According to Liang & Zeger (1986) and Hardin and Hilbe (2013). A GEE with an exchageable correlation structure uses the estimated Pearson residuals (\(\hat{r}_{ij}\)) from the current fit of the model to estimate the parameters \(\phi, \alpha\), where
\[\begin{align} \hat{r}_{ij} & = \dfrac{Y_{ij} - \hat{\mu}_{ij}}{\sqrt{\mathrm{Var}(\hat{\mu}_{ij})}} \\ \hat{\phi} &= \dfrac{1}{N-p}\sum_{i = 1}^{K}\sum_{j = 1}^{n_i}\hat{r}_{ij}^2\\ \hat{\alpha} &= \dfrac{1}{\hat{\phi}}\sum_{i = 1}^{K}\left(\dfrac{\sum_{j = 1}^{n_i}\sum_{k = 1}^{n_i}\hat{r}_{ij}\hat{r}_{ik} - \sum_{j = 1}^{n_i}\hat{r}_{ij}^2}{n_i(n_i-1)}\right) \end{align}\]
To compute these two parameters esitmates, first, we have to obtain the Pearson’s residuals under Poisson model.
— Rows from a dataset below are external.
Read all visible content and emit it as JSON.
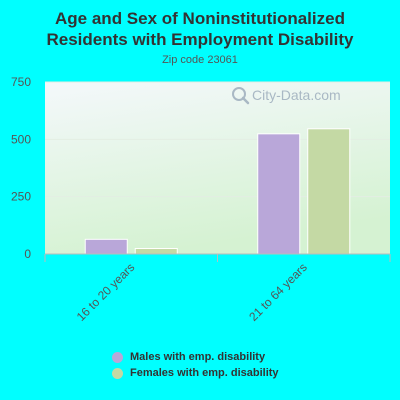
{
  "header": {
    "title_line1": "Age and Sex of Noninstitutionalized",
    "title_line2": "Residents with Employment Disability",
    "subtitle": "Zip code 23061"
  },
  "watermark": {
    "text": "City-Data.com",
    "icon": "magnifier-icon"
  },
  "colors": {
    "page_background": "#00ffff",
    "males": "#b9a7d9",
    "females": "#c4d9a4",
    "plot_gradient_top": "#f4f8fb",
    "plot_gradient_bottom": "#d5f2d2"
  },
  "chart_data": {
    "type": "bar",
    "title": "Age and Sex of Noninstitutionalized Residents with Employment Disability",
    "subtitle": "Zip code 23061",
    "categories": [
      "16 to 20 years",
      "21 to 64 years"
    ],
    "series": [
      {
        "name": "Males with emp. disability",
        "values": [
          64,
          524
        ],
        "color": "#b9a7d9"
      },
      {
        "name": "Females with emp. disability",
        "values": [
          24,
          546
        ],
        "color": "#c4d9a4"
      }
    ],
    "ylim": [
      0,
      750
    ],
    "yticks": [
      0,
      250,
      500,
      750
    ],
    "xlabel": "",
    "ylabel": "",
    "grid": true,
    "legend_position": "bottom"
  }
}
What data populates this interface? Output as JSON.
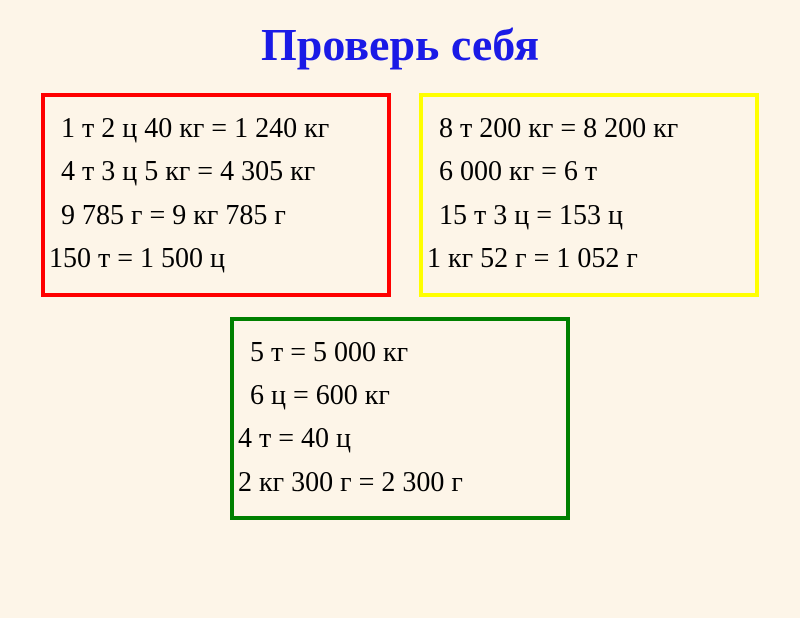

Recall that for the Poisson model, mean and variance are equal, hence the Pearson residuals can be re-written as
\[\hat{r}_{ij} = \dfrac{Y_{ij} - \hat{\mu}_{ij}}{\sqrt{\mathrm{Var}(\hat{\mu}_{ij})}} = \dfrac{Y_{ij} - \hat{\mu}_{ij}}{\sqrt{\hat{\mu}_{ij}}}\] And the rest is straightfoward, not that since \(n_i = 5, \forall i \Rightarrow n_i(n_i-1) = 20, \forall i\) as well.
fit2 <- glm(y~x1*x2+offset(log(t)), family = 'poisson', data = seizure)
N <- nrow(seizure)
# Pearson residuals under Poisson model
seizure$res <- (seizure$y - fit2$fitted.values)/sqrt(fit2$fitted.values)
(phi <- sum(seizure$res^2)/N)
## [1] 19.42418
library(dplyr)
tmp <- seizure %>% group_by(id) %>% summarize(num = sum(outer(res, res)) - sum(res^2), den = 20)
(alpha <- sum(tmp$num)/sum(tmp$den)/phi)
## [1] 0.7765117
The output is the same as the geese
function from geepack
package.
One thing is that although we have \(x_1, x_2\), because of the formation, we may treated \(p = 0\).
Reference
Liang, K. Y., & Zeger, S. L. (1986). Longitudinal data analysis using generalized linear models. Biometrika, 73(1), 13-22.
Hardin, J., & Hilbe, J. (2013). Generalized Estimating Equations (Second).